If you stand on the deck of the old stone house on a clear night you can see the the lighthouse at Danger Point. That’s two hours and 162kms from Cape Town by road.
No that’s not Danger Point. It’s Full Moon rising over False Bay – in the direction of Danger Point.
A few years ago an amateur archeologist paid a visit to Blue Gums and when I pointed out the Danger Point lighthouse he was able to use his training to look much further than that -in a manner of speaking. As he looked out over False Bay he spoke about Klipgat Cave, where he had been part of an excavation in the 1990’s. The excavation had unearthed human remains and bone tools that gave evidence of inhabitation by middle stone age people between 65,000 and 85,000 years ago.
It would appear that our human ancestors first settled on the Cape Peninsula much more recently than that – a mere 30,000 years ago, and they left their traces here as well. There are shell middens that were left by San hunter gatherers at Miller’s Point about two kilometres to the North and in several caves in Cape Point Nature Reserve which are about four kilometres to the South of Blue Gums Free.
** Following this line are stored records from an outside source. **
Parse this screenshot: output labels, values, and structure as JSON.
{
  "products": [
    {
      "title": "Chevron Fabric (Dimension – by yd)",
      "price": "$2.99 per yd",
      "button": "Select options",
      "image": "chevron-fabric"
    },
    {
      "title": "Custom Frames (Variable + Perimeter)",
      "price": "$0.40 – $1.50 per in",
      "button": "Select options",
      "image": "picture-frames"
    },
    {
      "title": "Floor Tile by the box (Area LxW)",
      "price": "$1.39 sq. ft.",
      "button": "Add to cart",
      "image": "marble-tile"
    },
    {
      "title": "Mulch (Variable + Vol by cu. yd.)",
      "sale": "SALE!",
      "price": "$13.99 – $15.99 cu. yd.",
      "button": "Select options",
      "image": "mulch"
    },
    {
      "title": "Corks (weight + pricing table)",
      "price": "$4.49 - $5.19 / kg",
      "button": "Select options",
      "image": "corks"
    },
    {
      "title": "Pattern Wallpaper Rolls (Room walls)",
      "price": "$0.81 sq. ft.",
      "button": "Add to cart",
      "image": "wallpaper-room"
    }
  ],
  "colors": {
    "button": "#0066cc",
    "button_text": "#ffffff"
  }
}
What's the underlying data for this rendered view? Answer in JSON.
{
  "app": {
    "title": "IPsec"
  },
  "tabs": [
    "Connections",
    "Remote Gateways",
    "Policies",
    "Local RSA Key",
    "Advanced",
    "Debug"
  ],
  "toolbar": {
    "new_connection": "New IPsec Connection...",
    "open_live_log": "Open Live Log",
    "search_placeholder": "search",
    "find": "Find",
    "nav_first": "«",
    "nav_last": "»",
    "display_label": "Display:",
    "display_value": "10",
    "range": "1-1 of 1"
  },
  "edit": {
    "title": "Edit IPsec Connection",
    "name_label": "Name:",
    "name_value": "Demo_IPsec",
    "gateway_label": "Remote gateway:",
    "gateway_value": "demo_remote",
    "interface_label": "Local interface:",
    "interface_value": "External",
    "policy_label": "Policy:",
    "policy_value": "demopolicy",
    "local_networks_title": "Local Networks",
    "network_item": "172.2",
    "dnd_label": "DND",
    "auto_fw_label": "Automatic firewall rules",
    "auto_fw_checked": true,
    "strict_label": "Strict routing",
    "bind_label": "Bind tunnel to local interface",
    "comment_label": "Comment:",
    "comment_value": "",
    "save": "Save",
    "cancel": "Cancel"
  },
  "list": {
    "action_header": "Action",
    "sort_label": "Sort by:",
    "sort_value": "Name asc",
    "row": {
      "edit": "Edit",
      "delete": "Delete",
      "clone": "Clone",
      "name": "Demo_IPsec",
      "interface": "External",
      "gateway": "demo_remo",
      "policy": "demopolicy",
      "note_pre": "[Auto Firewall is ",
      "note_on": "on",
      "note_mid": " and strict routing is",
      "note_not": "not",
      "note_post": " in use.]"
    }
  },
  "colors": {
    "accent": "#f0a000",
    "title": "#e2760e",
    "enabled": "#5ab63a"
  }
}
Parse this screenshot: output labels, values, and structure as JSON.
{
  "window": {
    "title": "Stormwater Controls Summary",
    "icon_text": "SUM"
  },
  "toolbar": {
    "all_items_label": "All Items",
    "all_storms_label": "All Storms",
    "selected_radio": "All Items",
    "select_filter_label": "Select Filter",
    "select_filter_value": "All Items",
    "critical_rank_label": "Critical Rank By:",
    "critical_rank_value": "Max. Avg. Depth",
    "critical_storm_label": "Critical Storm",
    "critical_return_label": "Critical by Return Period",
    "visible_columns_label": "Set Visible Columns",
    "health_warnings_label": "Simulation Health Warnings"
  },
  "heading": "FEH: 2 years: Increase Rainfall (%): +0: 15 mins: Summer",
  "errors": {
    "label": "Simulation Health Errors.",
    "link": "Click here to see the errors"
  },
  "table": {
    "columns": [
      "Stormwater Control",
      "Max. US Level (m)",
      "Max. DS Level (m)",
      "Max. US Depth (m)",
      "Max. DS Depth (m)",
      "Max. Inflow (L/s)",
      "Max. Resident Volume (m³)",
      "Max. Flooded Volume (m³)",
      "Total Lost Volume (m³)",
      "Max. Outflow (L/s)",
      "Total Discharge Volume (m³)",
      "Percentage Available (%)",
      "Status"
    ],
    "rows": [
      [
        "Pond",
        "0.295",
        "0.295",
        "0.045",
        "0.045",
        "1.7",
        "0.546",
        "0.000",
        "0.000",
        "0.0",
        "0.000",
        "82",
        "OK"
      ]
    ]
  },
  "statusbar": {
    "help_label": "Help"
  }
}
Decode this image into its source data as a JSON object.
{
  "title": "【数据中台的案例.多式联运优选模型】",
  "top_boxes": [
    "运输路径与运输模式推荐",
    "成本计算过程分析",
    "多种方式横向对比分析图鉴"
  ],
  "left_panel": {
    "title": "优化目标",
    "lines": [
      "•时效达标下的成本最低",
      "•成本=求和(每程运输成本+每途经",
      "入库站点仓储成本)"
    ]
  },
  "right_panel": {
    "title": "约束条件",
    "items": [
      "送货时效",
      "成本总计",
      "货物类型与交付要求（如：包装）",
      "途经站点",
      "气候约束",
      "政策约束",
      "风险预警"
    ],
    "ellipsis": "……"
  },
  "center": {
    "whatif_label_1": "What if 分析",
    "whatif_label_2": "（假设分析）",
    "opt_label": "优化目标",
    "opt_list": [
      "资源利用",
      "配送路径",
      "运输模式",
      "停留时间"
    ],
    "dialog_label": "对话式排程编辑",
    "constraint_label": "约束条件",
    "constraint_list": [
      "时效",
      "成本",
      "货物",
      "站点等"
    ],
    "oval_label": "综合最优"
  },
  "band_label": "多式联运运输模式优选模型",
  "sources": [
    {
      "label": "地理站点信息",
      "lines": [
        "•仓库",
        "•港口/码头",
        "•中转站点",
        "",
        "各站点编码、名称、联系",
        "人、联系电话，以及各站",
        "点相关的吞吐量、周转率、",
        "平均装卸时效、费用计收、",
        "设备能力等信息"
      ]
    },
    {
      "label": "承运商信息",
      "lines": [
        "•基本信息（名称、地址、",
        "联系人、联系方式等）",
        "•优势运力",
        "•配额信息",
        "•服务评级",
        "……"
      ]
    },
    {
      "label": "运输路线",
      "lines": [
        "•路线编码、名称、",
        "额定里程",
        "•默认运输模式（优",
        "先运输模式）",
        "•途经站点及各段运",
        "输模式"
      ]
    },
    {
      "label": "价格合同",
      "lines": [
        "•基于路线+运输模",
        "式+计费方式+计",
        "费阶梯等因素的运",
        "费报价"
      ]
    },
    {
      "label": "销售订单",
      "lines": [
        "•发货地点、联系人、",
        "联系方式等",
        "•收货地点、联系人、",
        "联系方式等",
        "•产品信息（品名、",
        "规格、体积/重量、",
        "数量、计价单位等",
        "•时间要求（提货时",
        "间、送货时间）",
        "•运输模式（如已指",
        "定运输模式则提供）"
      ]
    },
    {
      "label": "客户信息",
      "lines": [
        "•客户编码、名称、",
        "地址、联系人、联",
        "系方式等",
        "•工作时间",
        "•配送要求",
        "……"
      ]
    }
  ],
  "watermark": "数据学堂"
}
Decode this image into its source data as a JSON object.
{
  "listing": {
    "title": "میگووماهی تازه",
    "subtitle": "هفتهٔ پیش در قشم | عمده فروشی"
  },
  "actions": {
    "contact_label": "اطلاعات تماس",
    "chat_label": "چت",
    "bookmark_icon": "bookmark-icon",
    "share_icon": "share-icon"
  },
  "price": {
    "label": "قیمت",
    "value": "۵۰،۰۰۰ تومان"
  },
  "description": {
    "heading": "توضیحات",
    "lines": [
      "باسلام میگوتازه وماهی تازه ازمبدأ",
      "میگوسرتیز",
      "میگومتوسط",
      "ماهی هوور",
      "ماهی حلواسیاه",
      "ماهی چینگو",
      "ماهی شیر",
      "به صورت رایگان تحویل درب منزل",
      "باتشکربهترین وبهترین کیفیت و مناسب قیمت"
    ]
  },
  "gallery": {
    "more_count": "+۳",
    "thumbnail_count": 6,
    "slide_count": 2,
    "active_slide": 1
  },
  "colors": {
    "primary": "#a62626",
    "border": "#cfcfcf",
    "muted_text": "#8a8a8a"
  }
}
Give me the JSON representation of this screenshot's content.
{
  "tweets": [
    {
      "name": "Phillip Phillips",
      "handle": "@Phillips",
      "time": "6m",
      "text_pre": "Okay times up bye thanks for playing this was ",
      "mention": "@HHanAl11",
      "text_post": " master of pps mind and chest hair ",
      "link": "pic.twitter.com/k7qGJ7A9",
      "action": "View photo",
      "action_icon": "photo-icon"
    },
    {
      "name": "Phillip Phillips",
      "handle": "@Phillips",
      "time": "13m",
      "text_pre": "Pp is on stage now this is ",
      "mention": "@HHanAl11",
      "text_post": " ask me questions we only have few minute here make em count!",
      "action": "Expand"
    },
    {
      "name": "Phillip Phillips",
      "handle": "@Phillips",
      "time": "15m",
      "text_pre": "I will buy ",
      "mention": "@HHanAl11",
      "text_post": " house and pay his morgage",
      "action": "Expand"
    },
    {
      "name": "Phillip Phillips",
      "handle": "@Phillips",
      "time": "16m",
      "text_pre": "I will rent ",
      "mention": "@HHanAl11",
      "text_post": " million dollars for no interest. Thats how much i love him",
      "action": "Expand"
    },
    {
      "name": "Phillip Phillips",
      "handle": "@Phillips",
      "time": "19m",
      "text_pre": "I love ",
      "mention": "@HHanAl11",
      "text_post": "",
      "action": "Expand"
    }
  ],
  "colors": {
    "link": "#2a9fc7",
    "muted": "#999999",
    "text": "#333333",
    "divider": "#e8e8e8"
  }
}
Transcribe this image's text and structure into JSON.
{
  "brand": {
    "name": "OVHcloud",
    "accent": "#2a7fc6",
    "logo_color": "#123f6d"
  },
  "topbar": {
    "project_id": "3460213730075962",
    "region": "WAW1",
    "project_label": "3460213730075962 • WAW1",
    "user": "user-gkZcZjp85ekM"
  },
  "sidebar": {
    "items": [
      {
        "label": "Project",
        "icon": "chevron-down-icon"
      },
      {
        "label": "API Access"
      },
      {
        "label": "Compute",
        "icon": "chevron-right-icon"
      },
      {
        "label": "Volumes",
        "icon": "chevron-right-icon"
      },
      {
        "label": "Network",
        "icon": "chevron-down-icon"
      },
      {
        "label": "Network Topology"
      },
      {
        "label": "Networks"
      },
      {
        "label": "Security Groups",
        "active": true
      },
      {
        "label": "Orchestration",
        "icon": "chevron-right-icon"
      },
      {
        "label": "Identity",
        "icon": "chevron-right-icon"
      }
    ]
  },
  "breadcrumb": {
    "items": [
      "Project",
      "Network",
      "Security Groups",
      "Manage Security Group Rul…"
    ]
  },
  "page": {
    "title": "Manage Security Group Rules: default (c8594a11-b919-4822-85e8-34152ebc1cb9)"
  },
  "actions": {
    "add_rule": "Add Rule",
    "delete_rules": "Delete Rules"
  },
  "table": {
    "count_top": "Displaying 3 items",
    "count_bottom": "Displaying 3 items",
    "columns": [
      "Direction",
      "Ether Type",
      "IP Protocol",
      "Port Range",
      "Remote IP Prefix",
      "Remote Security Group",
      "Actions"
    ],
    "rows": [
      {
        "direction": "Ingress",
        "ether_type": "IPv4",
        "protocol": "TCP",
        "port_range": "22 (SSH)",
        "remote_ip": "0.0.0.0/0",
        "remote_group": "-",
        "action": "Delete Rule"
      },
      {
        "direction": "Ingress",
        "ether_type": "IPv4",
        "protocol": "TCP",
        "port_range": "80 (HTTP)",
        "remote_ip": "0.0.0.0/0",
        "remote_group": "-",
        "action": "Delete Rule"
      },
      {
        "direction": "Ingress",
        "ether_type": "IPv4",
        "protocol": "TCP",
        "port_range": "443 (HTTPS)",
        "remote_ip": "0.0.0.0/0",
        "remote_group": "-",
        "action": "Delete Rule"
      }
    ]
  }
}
There is a wonderful rock overhang carved into the mountain slopes about a kilometre from the stone house, but it faces directly south east which means that for at least seven months of the year it is buffeted by the howling summer winds that continue to scour it out today. It is not likely that any of our ancient ancestors ever lived there, but there can be no doubt that the San hunter gatherers that moved, at the very least, from Miller’s Point to Cape Point, set foot on this piece of land, maybe even hunted in the water courses that give the place its definition. This certainly would not have been a very productive hunting area. Even without the desiccation of invasive alien plants the indigenous fynbos has a low carrying capacity. There would have been grysbok, rhebok, klipspringer and bloubok (a smaller relative of the sable antelope that went extinct in 1800) but not in significant numbers.
Overhang – South of Blue Gums Free
The fynbos would have provided a little more in terms of edible shrubs, roots and berries. This would have included the sour fig (Carpobrotus edulis) which no doubt Hugo’s horses would have loved to nibble had they not been tethered to the Blue Gums that he planted to provide them shade.
Sour Fig (in late Summer) returns to Blue Gums – at the base of a blue gum stump
The indigenous hunter-gatherers, like the much more recent settlers from Europe most certainly harvested sea life from the coastline that is now the edge of the Castle Rock Marine Reserve, for it was beneath the waves that this part of the coastline was truly teeming with life. But that has all changed. The mountainside is a mirror image, ecologically speaking, of the sea. Not long after the archeologist paid Blue Gums a visit, I invited a group of friends on a hack, to help me clear the spider gum, long leaf wattle and hakea that had over-run the mountain slopes pretty much all the way from Murdoch Valley to beyond Blue Gums. One of the hack team that day was a fish scientist with an intimate knowledge of False Bay. As we sat perched on a rock, high above the sea, taking a break from the energy-sapping work, I said that this had to be a different perspective of the ocean for a marine biologist. ” Down there looks pretty much the same as up here,” he replied. “This is a green desert. False Bay is a blue wasteland. We have wiped out more than 90% of the fish stock over the last 40 odd years.”
The hunter gathers would have known no different and the settlers, sadly, would have known no better, but for the first few years at Blue Gums I envied them the fact that they lived on this, the fairest cape in the whole circumference of the earth, before human ignorance and greed had seriously diminished it. It did not take the mountain long, however, to change my mind. A small grove of bladder nut and boekenhout holding out against the spider gums; a patch of ericas and restios not yet crowded out by the hakea; and visions of relatively unspoilt sections of the Table Mountain National Park gave me cause for optimism. With determination and hard work, it could at least be possible to reverse the tide of environmental degradation on this small piece of land called “Blue Gums”.